A vida sem coragem dos amores digitais

por Mariana Zirondi

A gente se conheceu na vida real, em um sábado, 3 da manhã. Ele tinha acabado de viajar 300 km para um encontro frustrado do Tinder. A moça falava pouco, ele disse. Eu só estava mesmo parada naquela padaria para comer, depois de ficar quatro horas em pé para ver a banda de um amigo tocar.

Nada de interessante teria acontecido se ele não tivesse entrado pela porta confessando que sim, viajou para conhecer alguém. Quanta disposição, eu pensei. Depois disso, 900 km passaram a nos separar desafiando até as habilidades dos aplicativos de paquera de unir pessoas.

Ele me seguiu no Instagram, eu segui de volta. Nos transferimos para o Whatsapp em um sábado a noite qualquer que passava Miss Brasil na televisão. O Paraná ganhou, comemoramos. E ele ganhou também meus sorrisos todas as vezes que via sua foto piscar na tela do meu celular.

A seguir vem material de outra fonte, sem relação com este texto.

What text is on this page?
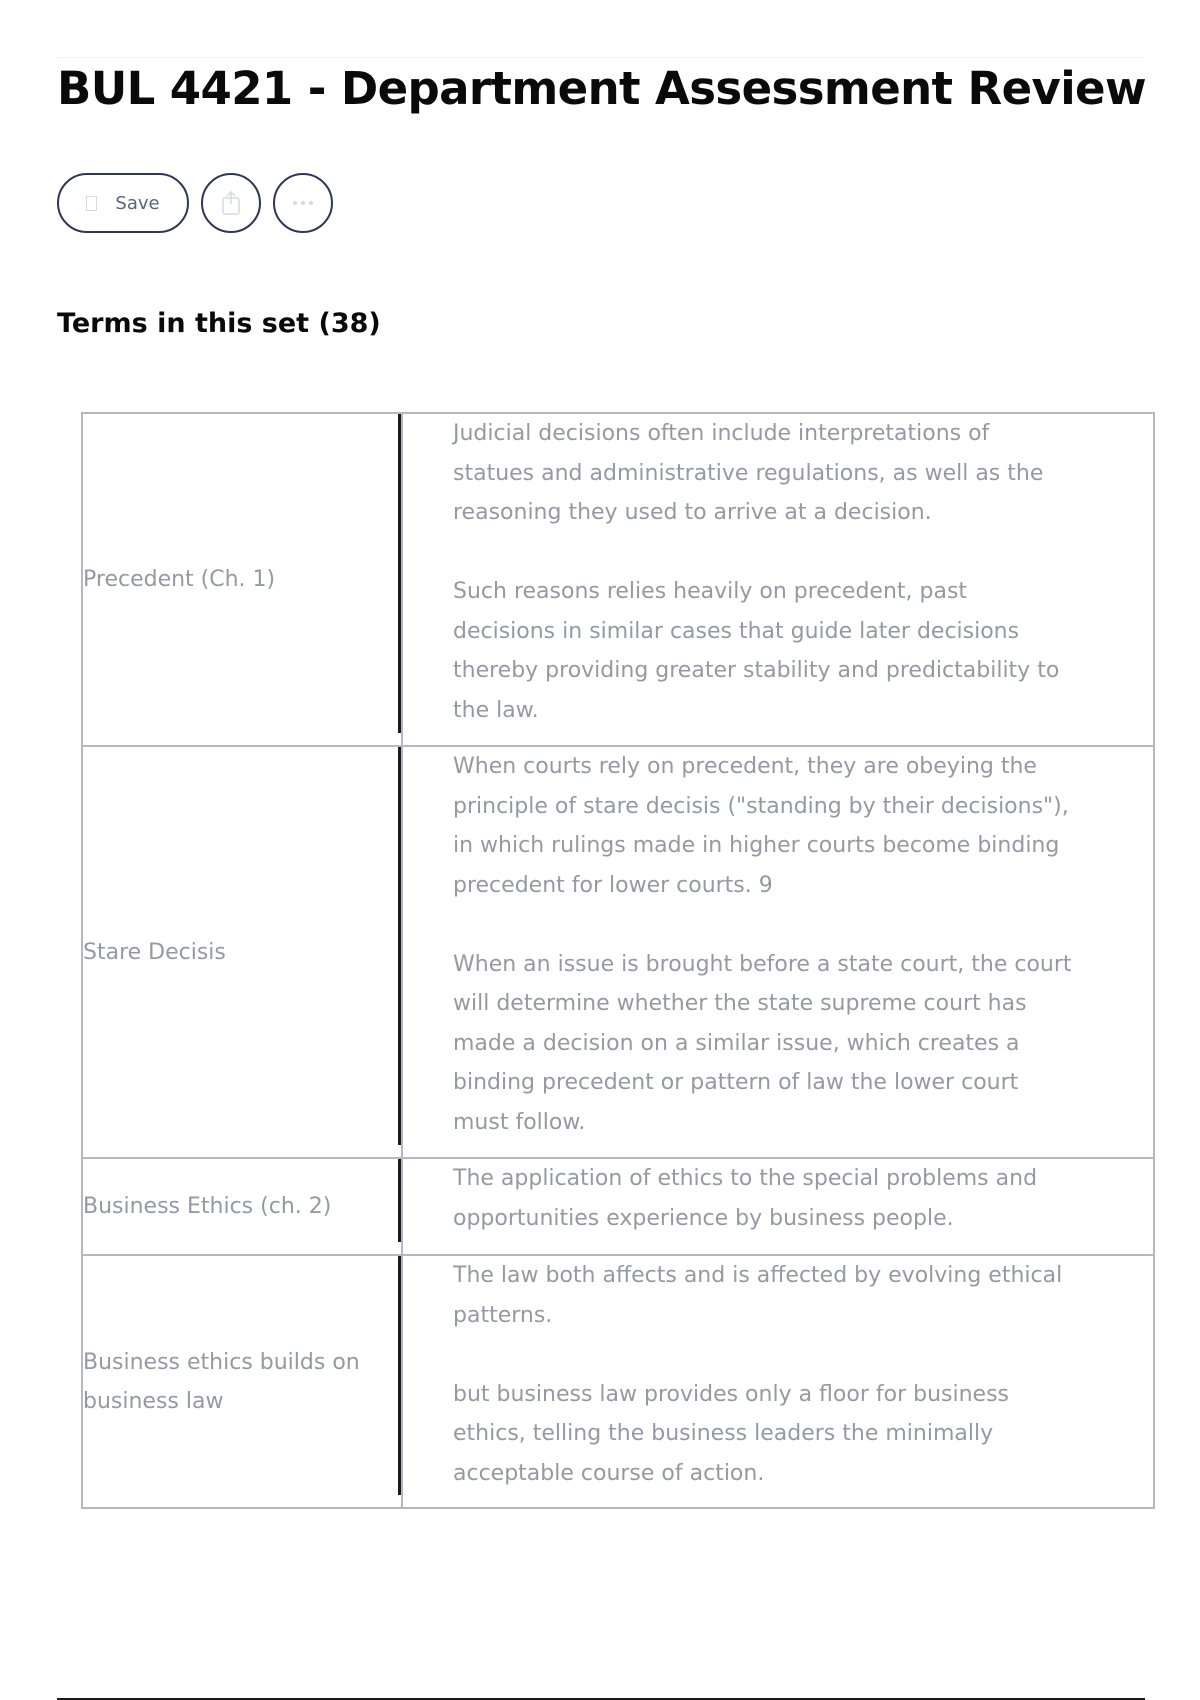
BUL 4421 - Department Assessment Review
Save
Terms in this set (38)
Precedent (Ch. 1)	Judicial decisions often include interpretations of statues and administrative regulations, as well as the reasoning they used to arrive at a decision.

Such reasons relies heavily on precedent, past decisions in similar cases that guide later decisions thereby providing greater stability and predictability to the law.

Stare Decisis	When courts rely on precedent, they are obeying the principle of stare decisis ("standing by their decisions"), in which rulings made in higher courts become binding precedent for lower courts. 9

When an issue is brought before a state court, the court will determine whether the state supreme court has made a decision on a similar issue, which creates a binding precedent or pattern of law the lower court must follow.

Business Ethics (ch. 2)	The application of ethics to the special problems and opportunities experience by business people.

Business ethics builds on business law	The law both affects and is affected by evolving ethical patterns.

but business law provides only a floor for business ethics, telling the business leaders the minimally acceptable course of action.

Gostei do tamanho do seu nome escrito na tela. Gostei do desenho que seu sobrenome formava por envolver consoantes pouco prováveis na língua portuguesa. Passei a ver seu perfil mais de perto e a olhar cada publicação nas redes sociais. É por isso que eu insisti nessa relação que tinha tudo para dar errado, mas um mundo de ferramentas virtuais para fazer dar certo.

Migramos para o Facebook, curtimos bons momentos. Fomos para o Snapchat e filtramos lindos dez segundos. O tempo passa rápido quando a gente se diverte e então descobrimos as conversas em vídeo, as ligações no meio da noite, os suspiros embalados pelo desejo de se ver ainda mais pertinho.

A nossa relação se tornou tão perfeita que o medo da vida real adiou o encontro ao vivo. Também poupou os beijos apaixonados, andar sem roupa pela casa, pedir pizza com a Netflix, ou o concurso de Miss, tanto faz. Percebi que nosso amor talvez fosse assim digital e nossas brigas se limitassem ao “você consumiu 80% do seu pacote de dados”.

Para quê arriscar aquilo que já tá tão certo se a rotina do dia a dia cobra tanta coisa, diz tanta coisa, exagera tanta coisa. Seguimos trocando likes e memes, links e fotos, mensagens e músicas. Fomos seguindo separados porque talvez a realidade não seja capaz de suportar a covardia que os amores contemporâneos carregam ao pensar que um simples olho no olho, tão comum na década de 90, tenha se tornado tão dispensável na época atual.